Mさんは四人部屋で、部屋の隅に1つトイレがありますが、今までトイレを気にされるそぶりはありませんでした。

尿失禁や便失禁に対する対応

私たちは、Mさんは認知症が進行し、尿意や便意がなくなってしまったのだと思い込んでいました。
しかし、ある時部屋の前を一緒に歩いていると、たまたま同室の方がトイレから出るところでした。
それを見たMさん、「ああ、ここがトイレね」と言われたのです。
その言葉を聞いてハッとした私はすかさずトイレに誘ってみました。
すると「行っとこうかね」とすんなりトイレで排尿されたのです。
まさに目から鱗の出来事でした。

M さんは決して尿意や便意がなくなったり、排泄機能が低下したわけではありませんでした。
私たち介護スタッフは、あらゆる可能性を考えながら、その方の残存機能をしっかり保持していけるようにサポートしていかなくてはなりません。

そこで私たちは、視覚で理解出来るように大きな赤文字で矢印をかき、分かりやすく便所という張り紙をしました。
また、Mさんの目線の高さに合うように調整もしました。
そして同室の方にもお願いし、すぐに見て理解できるようにトイレのドアは常時開放しておきます。

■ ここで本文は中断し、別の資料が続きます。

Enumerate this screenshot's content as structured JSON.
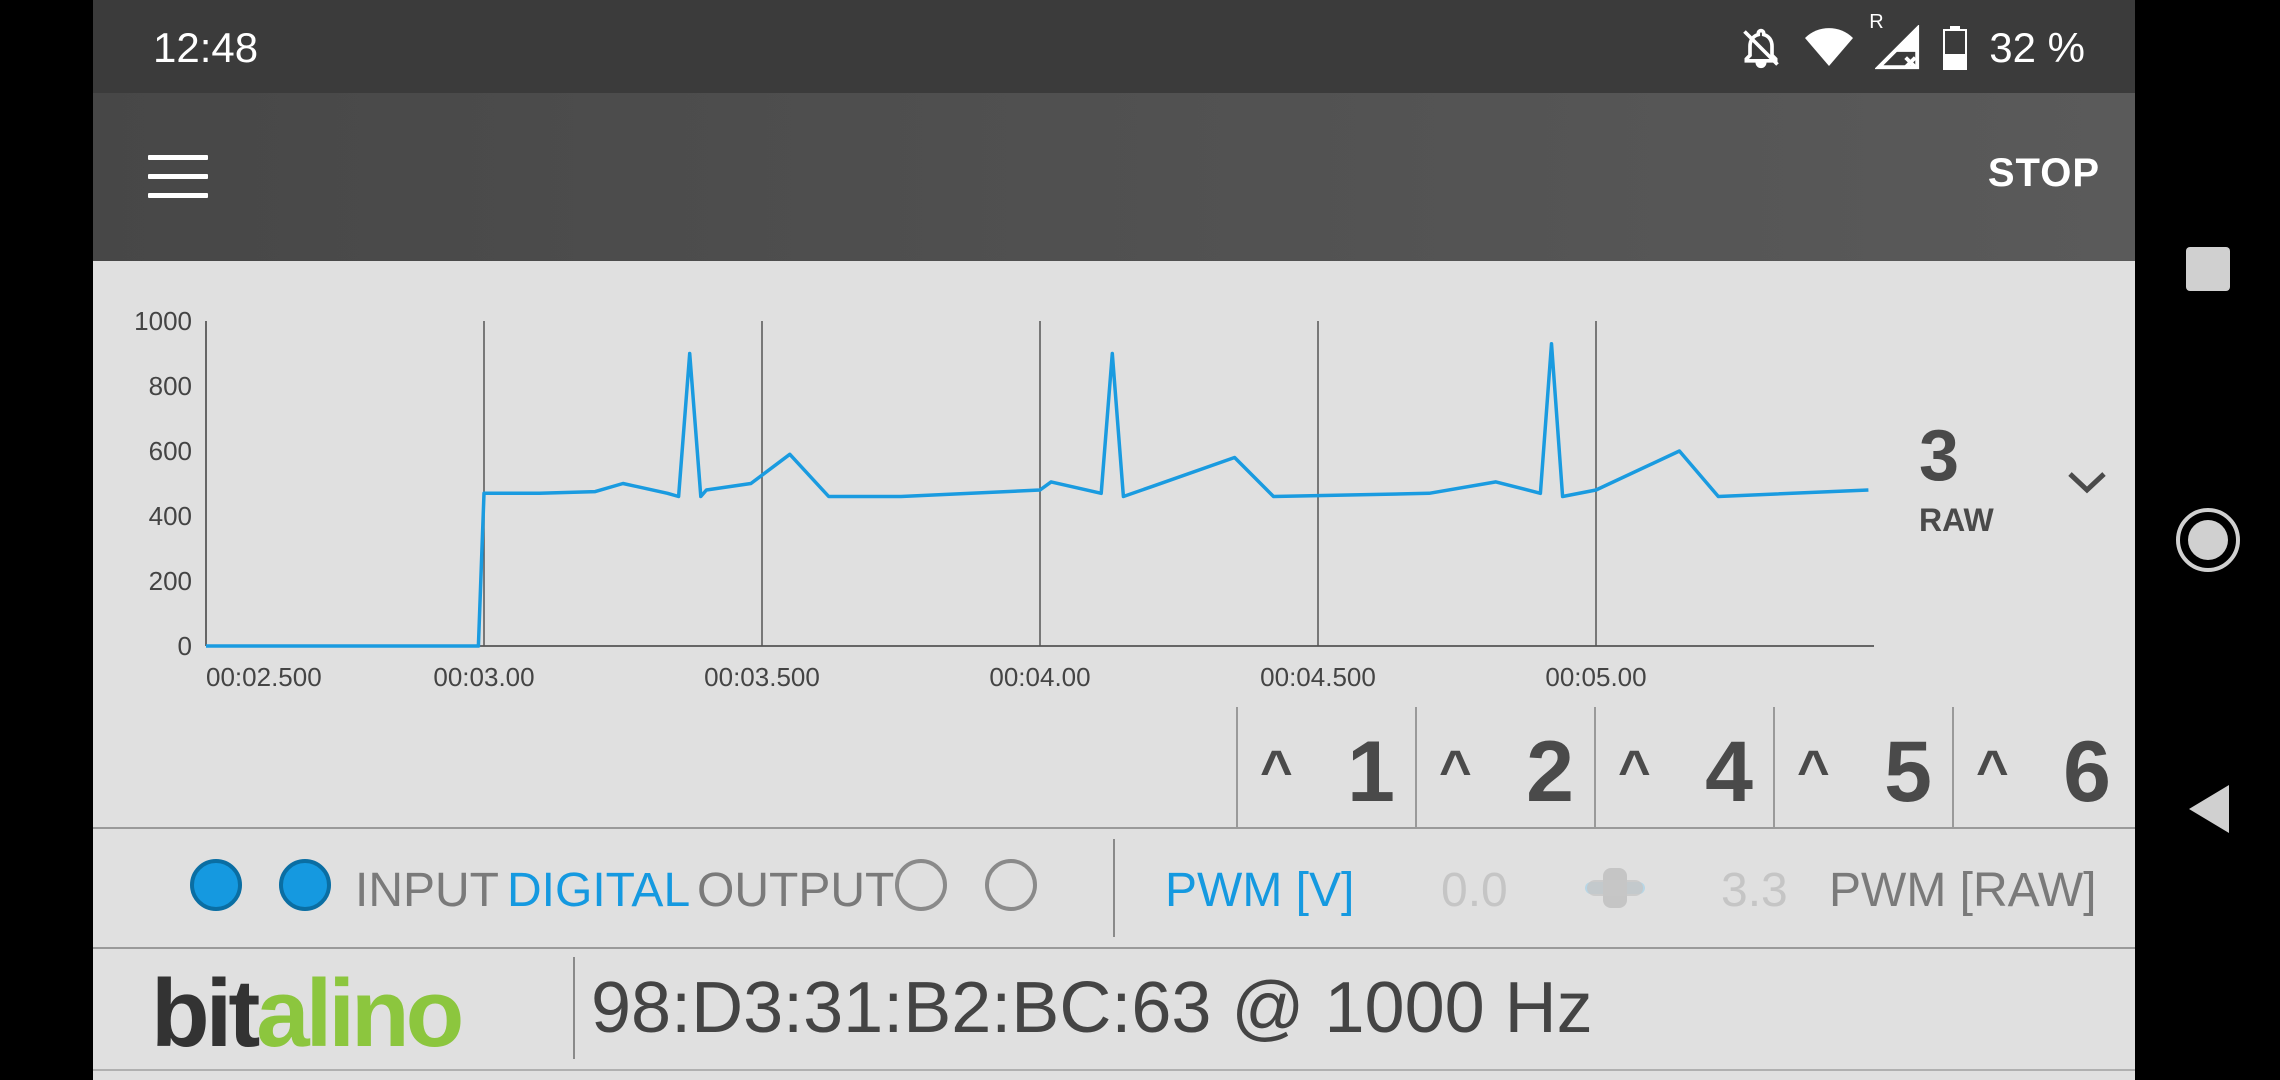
{
  "status_bar": {
    "time": "12:48",
    "battery": "32 %",
    "icons": [
      "notifications-off-icon",
      "wifi-icon",
      "signal-roaming-icon",
      "battery-icon"
    ],
    "roaming_badge": "R"
  },
  "toolbar": {
    "menu_icon": "hamburger-menu-icon",
    "stop_label": "STOP"
  },
  "chart_data": {
    "type": "line",
    "series": [
      {
        "color": "#1a9be0",
        "points": [
          [
            "00:02.500",
            0
          ],
          [
            "00:02.990",
            0
          ],
          [
            "00:03.000",
            470
          ],
          [
            "00:03.100",
            470
          ],
          [
            "00:03.200",
            475
          ],
          [
            "00:03.250",
            500
          ],
          [
            "00:03.330",
            470
          ],
          [
            "00:03.350",
            460
          ],
          [
            "00:03.370",
            900
          ],
          [
            "00:03.390",
            460
          ],
          [
            "00:03.400",
            480
          ],
          [
            "00:03.480",
            500
          ],
          [
            "00:03.550",
            590
          ],
          [
            "00:03.620",
            460
          ],
          [
            "00:03.750",
            460
          ],
          [
            "00:04.000",
            480
          ],
          [
            "00:04.020",
            505
          ],
          [
            "00:04.110",
            470
          ],
          [
            "00:04.130",
            900
          ],
          [
            "00:04.150",
            460
          ],
          [
            "00:04.200",
            490
          ],
          [
            "00:04.350",
            580
          ],
          [
            "00:04.420",
            460
          ],
          [
            "00:04.700",
            470
          ],
          [
            "00:04.820",
            505
          ],
          [
            "00:04.900",
            470
          ],
          [
            "00:04.920",
            930
          ],
          [
            "00:04.940",
            460
          ],
          [
            "00:05.000",
            480
          ],
          [
            "00:05.150",
            600
          ],
          [
            "00:05.220",
            460
          ],
          [
            "00:05.490",
            480
          ]
        ]
      }
    ],
    "y_ticks": [
      "1000",
      "800",
      "600",
      "400",
      "200",
      "0"
    ],
    "x_ticks": [
      "00:02.500",
      "00:03.00",
      "00:03.500",
      "00:04.00",
      "00:04.500",
      "00:05.00"
    ],
    "ylim": [
      0,
      1000
    ],
    "xlim_seconds": [
      2.5,
      5.5
    ],
    "grid": "vertical lines at each x tick"
  },
  "channel_display": {
    "number": "3",
    "mode": "RAW",
    "dropdown_icon": "chevron-down-icon"
  },
  "channels": [
    {
      "caret": "^",
      "label": "1"
    },
    {
      "caret": "^",
      "label": "2"
    },
    {
      "caret": "^",
      "label": "4"
    },
    {
      "caret": "^",
      "label": "5"
    },
    {
      "caret": "^",
      "label": "6"
    }
  ],
  "io": {
    "input_label": "INPUT",
    "digital_label": "DIGITAL",
    "output_label": "OUTPUT",
    "pwm_v_label": "PWM [V]",
    "pwm_min": "0.0",
    "pwm_max": "3.3",
    "pwm_raw_label": "PWM [RAW]",
    "colors": {
      "accent": "#1599e0",
      "muted": "#7a7a7a",
      "disabled": "#c5c5c5"
    }
  },
  "footer": {
    "logo_bit": "bit",
    "logo_alino": "alino",
    "device": "98:D3:31:B2:BC:63 @ 1000 Hz"
  },
  "nav": {
    "recents_icon": "recents-square-icon",
    "home_icon": "home-circle-icon",
    "back_icon": "back-triangle-icon"
  }
}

また、夜間帯はベッド横にポータブルトイレを設置し、睡眠を妨げない程度の小さいライトをポータブルトイレの足元に設置し、気付きやすいようにしました。
足元には転倒のリスクを考えてセンサー(マットセンサー)を設置し、万が一倒れても分かる体制を取りました

また、日中にトイレに行った時に既に失禁していた場合は、自分で処理できるように見える所に大きなゴミ箱を設置し、そして新しいオムツをトイレのカゴに数枚入れておきました。
ズボンの脱ぎ履きはご自分でできるので、こうすることで人の手を借りずにMさんは遠慮なくトイレに行くことが出来ます。

初めはトイレの前を通る度に声かけしていましたが、徐々に習慣化していくことで場所を覚えられ、ご自分で行かれることも増えてきました。

失禁が減り不快感が軽減することで次第に穏やかな表情になっていったMさん。
相変わらずお一人でゆっくりされることが好きでよく部屋で過ごされますが、たまにリビングにコーヒーをのみに出て来られたり、顔馴染みのスタッフと雑談をされたりと以前よりゆったりと過ごされるようになりました。